Other essays on this theme

Essay: "Information"

Now that the FBI is having prison "library" clerks have their inmates record for them the title and author of every book we captives check out, is there not now some incentive for authorities to provide real libraries? It just seems like a complete waste of time for everyone involved in this massive data-mining (more properly, data manufacturing) operation for the cops to learn merely which inmate is least bored with Louis L'Amour or Stephen King, or other types of escapist fantasy.

Now I'm sure that the government has spent massive amounts of our tax cash and tax credit funding hundreds of psychologists, etc, to tell it something useful about the reading habits of the near illiterate. Likewise, I am certain that such richly-paid professionals were and are determined to find something useful for the government to make of these studies, if for no other reason than to foment the purchase of more studies.

But consider this: of the thousands of libraries in each of the thousands of American prisons, each and every one of them is nothing but a pimple on the wart of the education department that dangles precariously from the massive ass of a security apparatus determined to provide only two services: escape-proof cages within which millions of persons can be held captive as long as possible for the yearly taxpayer-paid profit that can be made off them, and, the creation of a loyal, pro-government voting block to watch the captives and vote for any legislation the government chooses to enact.

Libraries are a recent addition to prisons and would not even exist if it were not for the pretense made toward humane treatment of captives. Society and politicians could not care less whether captives read or not, and prison bureaucrats only grudgingly permit space for libraries so as to look as if they have something to do with the word so recently claimed in their titles: "corrections." As a result of this attitude, only fake, mock, or inadequate libraries exist within American prisons.
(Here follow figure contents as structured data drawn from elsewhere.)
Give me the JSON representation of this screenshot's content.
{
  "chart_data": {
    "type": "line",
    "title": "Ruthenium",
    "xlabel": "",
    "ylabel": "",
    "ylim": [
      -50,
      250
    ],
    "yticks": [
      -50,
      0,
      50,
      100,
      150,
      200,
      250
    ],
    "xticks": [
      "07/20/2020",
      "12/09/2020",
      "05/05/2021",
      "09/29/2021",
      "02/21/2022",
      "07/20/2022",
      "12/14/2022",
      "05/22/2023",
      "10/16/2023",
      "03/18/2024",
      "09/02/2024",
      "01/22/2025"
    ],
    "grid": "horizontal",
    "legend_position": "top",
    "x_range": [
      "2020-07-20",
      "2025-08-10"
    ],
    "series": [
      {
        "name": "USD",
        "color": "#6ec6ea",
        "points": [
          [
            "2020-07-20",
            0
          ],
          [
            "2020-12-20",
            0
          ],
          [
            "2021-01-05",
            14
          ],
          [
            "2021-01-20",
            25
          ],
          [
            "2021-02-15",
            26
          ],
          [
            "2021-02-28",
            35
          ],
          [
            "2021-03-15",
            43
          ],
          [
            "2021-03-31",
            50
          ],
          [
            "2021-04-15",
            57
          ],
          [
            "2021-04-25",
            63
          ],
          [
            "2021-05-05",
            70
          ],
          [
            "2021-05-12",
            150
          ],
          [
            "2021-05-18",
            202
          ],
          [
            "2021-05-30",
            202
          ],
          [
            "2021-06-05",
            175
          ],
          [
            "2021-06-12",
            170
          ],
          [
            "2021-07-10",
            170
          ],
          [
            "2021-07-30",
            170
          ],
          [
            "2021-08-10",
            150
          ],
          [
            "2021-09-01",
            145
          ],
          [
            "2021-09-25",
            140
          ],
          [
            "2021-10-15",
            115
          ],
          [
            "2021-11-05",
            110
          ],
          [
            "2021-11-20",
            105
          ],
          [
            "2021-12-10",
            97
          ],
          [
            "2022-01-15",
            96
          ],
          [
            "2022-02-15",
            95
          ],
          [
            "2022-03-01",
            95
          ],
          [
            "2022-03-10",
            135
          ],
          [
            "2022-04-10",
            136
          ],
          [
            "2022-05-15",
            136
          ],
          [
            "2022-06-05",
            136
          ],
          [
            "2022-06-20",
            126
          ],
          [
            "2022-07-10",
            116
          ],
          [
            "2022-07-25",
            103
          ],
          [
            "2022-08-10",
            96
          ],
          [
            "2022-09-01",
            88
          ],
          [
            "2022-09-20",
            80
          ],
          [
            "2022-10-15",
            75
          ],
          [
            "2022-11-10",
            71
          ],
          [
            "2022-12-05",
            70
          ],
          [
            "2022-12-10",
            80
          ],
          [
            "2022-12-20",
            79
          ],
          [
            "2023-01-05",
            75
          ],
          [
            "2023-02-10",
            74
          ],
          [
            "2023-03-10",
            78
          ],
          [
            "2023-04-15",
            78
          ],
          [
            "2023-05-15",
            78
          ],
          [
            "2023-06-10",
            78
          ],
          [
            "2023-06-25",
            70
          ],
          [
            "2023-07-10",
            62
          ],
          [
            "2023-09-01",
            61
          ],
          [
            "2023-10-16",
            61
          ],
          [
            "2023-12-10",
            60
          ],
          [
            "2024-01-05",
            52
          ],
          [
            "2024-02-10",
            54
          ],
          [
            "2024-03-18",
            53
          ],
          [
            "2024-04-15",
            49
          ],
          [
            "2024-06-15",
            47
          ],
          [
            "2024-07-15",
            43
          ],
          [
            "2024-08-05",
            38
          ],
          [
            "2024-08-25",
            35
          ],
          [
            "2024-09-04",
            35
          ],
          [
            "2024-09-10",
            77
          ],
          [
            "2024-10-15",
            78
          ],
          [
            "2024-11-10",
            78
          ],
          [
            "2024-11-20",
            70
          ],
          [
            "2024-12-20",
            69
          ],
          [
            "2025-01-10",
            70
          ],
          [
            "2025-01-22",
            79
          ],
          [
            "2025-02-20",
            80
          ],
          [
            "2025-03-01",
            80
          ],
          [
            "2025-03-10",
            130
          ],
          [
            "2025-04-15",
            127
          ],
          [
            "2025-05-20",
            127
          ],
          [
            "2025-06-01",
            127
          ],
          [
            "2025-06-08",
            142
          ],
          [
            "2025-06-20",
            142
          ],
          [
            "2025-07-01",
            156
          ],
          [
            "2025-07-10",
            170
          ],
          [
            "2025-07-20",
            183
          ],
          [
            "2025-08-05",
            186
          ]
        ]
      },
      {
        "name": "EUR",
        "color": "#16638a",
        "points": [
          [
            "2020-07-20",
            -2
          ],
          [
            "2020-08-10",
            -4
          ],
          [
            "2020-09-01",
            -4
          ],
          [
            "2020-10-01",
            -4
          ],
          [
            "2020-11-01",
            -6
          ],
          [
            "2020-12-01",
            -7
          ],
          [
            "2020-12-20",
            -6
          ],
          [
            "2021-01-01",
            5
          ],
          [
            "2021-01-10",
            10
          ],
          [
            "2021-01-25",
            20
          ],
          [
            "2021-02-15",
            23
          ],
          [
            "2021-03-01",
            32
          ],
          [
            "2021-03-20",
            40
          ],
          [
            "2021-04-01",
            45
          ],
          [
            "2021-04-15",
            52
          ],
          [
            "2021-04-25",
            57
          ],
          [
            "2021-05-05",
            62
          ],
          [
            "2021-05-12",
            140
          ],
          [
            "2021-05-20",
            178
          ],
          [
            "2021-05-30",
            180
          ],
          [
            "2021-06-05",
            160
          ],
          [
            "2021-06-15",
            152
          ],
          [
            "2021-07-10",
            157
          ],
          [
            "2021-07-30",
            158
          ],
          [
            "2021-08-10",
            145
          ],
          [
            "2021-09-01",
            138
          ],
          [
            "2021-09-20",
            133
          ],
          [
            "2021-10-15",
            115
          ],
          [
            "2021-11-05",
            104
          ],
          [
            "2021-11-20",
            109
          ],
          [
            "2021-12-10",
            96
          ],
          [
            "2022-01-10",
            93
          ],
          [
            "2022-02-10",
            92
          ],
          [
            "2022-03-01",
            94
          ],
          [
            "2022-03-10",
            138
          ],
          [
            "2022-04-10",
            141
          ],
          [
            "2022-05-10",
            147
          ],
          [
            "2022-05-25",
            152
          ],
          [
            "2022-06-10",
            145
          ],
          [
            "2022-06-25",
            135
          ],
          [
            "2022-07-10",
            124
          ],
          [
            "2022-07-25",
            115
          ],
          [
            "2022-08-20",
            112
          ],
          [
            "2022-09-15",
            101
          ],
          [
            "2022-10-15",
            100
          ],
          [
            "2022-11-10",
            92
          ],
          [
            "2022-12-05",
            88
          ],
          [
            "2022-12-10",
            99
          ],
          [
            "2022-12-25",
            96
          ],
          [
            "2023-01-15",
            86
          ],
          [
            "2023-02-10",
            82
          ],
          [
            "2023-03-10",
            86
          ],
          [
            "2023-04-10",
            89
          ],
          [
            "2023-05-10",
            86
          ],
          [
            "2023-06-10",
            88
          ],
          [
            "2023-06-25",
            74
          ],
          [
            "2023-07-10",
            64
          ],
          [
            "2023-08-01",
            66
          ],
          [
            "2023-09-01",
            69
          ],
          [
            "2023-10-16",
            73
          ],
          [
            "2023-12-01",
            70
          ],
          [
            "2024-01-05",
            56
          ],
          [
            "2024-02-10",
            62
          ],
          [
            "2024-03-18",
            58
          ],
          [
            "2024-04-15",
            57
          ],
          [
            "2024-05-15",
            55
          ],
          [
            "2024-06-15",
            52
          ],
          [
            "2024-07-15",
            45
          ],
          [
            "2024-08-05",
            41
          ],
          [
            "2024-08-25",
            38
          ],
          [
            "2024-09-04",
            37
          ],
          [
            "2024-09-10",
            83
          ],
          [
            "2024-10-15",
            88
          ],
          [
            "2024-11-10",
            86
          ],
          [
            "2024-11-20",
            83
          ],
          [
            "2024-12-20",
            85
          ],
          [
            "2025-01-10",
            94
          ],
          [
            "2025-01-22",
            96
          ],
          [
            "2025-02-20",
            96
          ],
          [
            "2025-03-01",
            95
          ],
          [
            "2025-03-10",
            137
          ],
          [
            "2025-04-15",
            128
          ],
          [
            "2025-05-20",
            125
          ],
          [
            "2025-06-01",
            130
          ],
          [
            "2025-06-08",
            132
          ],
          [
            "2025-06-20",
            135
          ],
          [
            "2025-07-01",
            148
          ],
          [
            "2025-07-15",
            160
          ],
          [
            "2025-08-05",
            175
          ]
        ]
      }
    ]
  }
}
We all want the cops to get good information while illegally spying on us citizens. The information cops get from spying on inmate reading habits is anemic because so few of us can read, and sub-par in quality because we who can read are limited to books that are mere fiction/entertainment nonsense. What these suspicious, inquisitive cops could do to improve the worth of their data streams is this: teach these idiots how to read; give them something of quantity to read; stop preventing us from obtaining our own literature to read; give us some incentive to read.

This may sound like a huge burden to ask our poor, over-worded, underpaid cops and guards to shoulder, but it actually entails relieving them of work. A better-educated inmate will compete in the workforce, relieving cops of the burden of abducting him for more cage-time. Relieving themselves from censoring inmate reading material will tell them more precisely whether an inmate is determined to continue to perform outlawed acts and which outlawed acts he is intending to perform. Also, tons of educative materials are thrown away in America daily that would have been donated to prisons except for the prison bureaucrats' refusal to accept it. Further, inmates would be deliriously happy to learn skills and pass tests in prison if they were merely rewarded with a few months off their always-excessive sentences. (Bureaucrats do pay lip-service to this idea by offering, for example, a paltry 90 days off one's sentence for completion of a GED, and mere days off for lesser programs, but these gains are exceedingly small plus they are swiftly yanked away by guards who get "disrespected" when they prevent captives' access to showers, clothes, the law library, and other services.) The uselessness of these two competing systems of giving and taking away time off captives' sentences is easily seen when compared. The most that a captive can get off his sentence is 90 days, one time, for a GED. The least that is taken away by guards for petty infractions such as cursing once is 60 days, and the usual time-theft intervals are 90, 180, & 365 days. Obviously there is very little incentive to participate in any prison programs when the primary reason for taking them is so easily and often removed after completion. Program effectiveness could be easily raised considerably merely by making this time off one's sentence permanently safe from removal by the guards.

If persons with the authority of law wished to get really progressive, they could institute a program of skill improvement. This would be similar to government and educational programs already in use that allow "auditing" college classes. It would entail little more than putting educative books in the library for prisoners to read and study. When they felt they had self-taught themselves enough, they would individually be permitted to take a test. If they master the test, they get x amount of time off their sentence.

Everyone profits from such a system as this, it costs virtually nothing because the books are free, and the prisoncrats' time and effort is minimized by letting the captives do most of the work. We more educated captives teach the less-educated ones how to form study groups and work together toward a common goal of learning something useful, and the citizens get back people who have a more positive attitude toward society and who are more able to compete for employment. This is what the cops like to call the "force multiplier effect." This is what they think they're doing by having inmates give them lists of what books prisoners check out at their prison libraries. Providing captives with incentives to learn useful skills is much more efficient and no more costly.